Nottingham has two players still going in the German Masters, both of whom are terrific value.
Anthony Hamilton and Michael Holt each have a genuine quality. They say it as they see it without any recourse to redundant platitudes.
Hamilton won a nervy, engrossing decider to see off Judd Trump, snooker’s best, or most expensively, dressed man.
It was Trump who reportedly spent a four figure sum on a pair of shoes which proved unsuitable to wear at the Masters. Hamilton, on the other hand, has been told by World Snooker he needs to smarten up his appearance.
“I look like a bag of spanners,” was his own somewhat withering verdict on the general state of his attire. Elaborating further, he added: “I don’t want to spend money on snooker stuff.”
“Tramp beats Trump” was the cruel suggested headline backstage, but only in fun. Anthony is a top bloke, not afraid to be self deprecating in the rather self important world of professional sport. His laconic nature and brutal honesty is refreshing when so many play the PR game or give you nothing but a few bland epithets.
Years ago he was nicknamed ‘Swampy’ after a young man of the same name who burrowed underground in a bid to stop road building projects. This moniker was not especially complimentary but it was bestowed with some affection.
Disappointingly, Hamilton revealed his shoes had actually cost £200, which seems to me a large enough amount for shoes.
He was certainly tidy on the table. Trump had him in trouble on the back cushion trailing 31-0 in their decider but Hamilton knocked in a great long red and took the lead before eventually prevailing on the green.
Trump, like many players here, was not enamoured with the table and general playing conditions. This may well have played its part but there is no disguising a general malaise in his game and confidence at the moment. The only way to move on from it is to accept and face it.
He’s only 23 and he’s the world no.2. He’s already made 50 centuries this season. This is not a career crisis, just a bit of a slump, one which every player has had to endure at some time.
So on to Nottingham’s other potting prince, who yesterday won two matches with strong performances.
Holt kicked off against Mark Williams with a 144, beat him 5-1 and defeated Kurt Maflin 5-3 at night. He has never been beyond the quarter-final stage of a ranking event but is cueing well and has been mentally sound too.
Holt wears his heart on his sleeve but this week in chilly Berlin, to complicate a metaphor, has been wearing an overcoat.
In other words, his emotions have been largely kept inside and he has channelled his focus into playing.
As with Hamilton, there is much to like about Holt. Some players think they are better than they actually are. I think if anything Michael’s problem has been the reverse: that he hasn’t fully realised how good he is. Maybe this is why confidence has been in short supply at various times in his career.

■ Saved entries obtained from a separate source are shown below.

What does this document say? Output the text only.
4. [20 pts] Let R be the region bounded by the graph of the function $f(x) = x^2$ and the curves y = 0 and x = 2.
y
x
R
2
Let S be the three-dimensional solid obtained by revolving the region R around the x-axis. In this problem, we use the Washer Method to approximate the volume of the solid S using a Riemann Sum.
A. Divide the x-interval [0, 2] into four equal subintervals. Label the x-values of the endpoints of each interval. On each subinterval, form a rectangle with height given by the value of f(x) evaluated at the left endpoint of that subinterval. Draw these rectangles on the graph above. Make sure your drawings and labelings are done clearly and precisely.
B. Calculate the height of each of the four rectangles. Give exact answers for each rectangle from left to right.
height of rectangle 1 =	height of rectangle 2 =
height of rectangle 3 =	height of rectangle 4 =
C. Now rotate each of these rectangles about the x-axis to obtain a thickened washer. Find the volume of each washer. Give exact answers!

When you look at everyone who has played snooker, dreaming of making it in the professional ranks, the vast majority have failed to do so. Holt is a top 32 player and has won two pro titles. This puts him up there in the top 10-15% of anyone who has ever played on the circuit.
Successful sports people have to have an arrogance: an unshakable belief that they are more than good. This is frowned upon in most walks of life, especially if said arrogant person actually is as good as they think.
Michael isn’t arrogant but perhaps needs to be because he can win this title if he really believes in himself.
What else has been happening? Mark Selby serenely continues his run, although Ding Junhui will surely be a tougher challenge than he has had thus far.
Neil Robertson was 3-1 up on Andrew Higginson last night and promptly went to the practice table, which says everything about his determination.
Graeme Dott won a high quality affair with Dave Harold and will now face Shaun Murphy, the player he superseded as world champion seven years ago.
Perhaps the best performance of the day, if not the tournament, came from Barry Hawkins, who took the game to Mark Allen and beat him 5-1.
Hawkins played like Allen at his best: confident, aggressive, going for his shots and getting them. He finished with two centuries. This was classy stuff from the Aussie Open champion.
I won’t bore you with details of my sightseeing tour of Berlin, accept to say that if you have any interest in the world and its history, it was fascinating. Any player who claims to be bored at a tournament only needs to venture outside. There really is more to life than snooker.
This afternoon’s TV match at 1pm local time (12pm in the UK) is Selby v Ding. Robertson v Murphy or Dott is currently favourite to be the televised quarter-final this evening.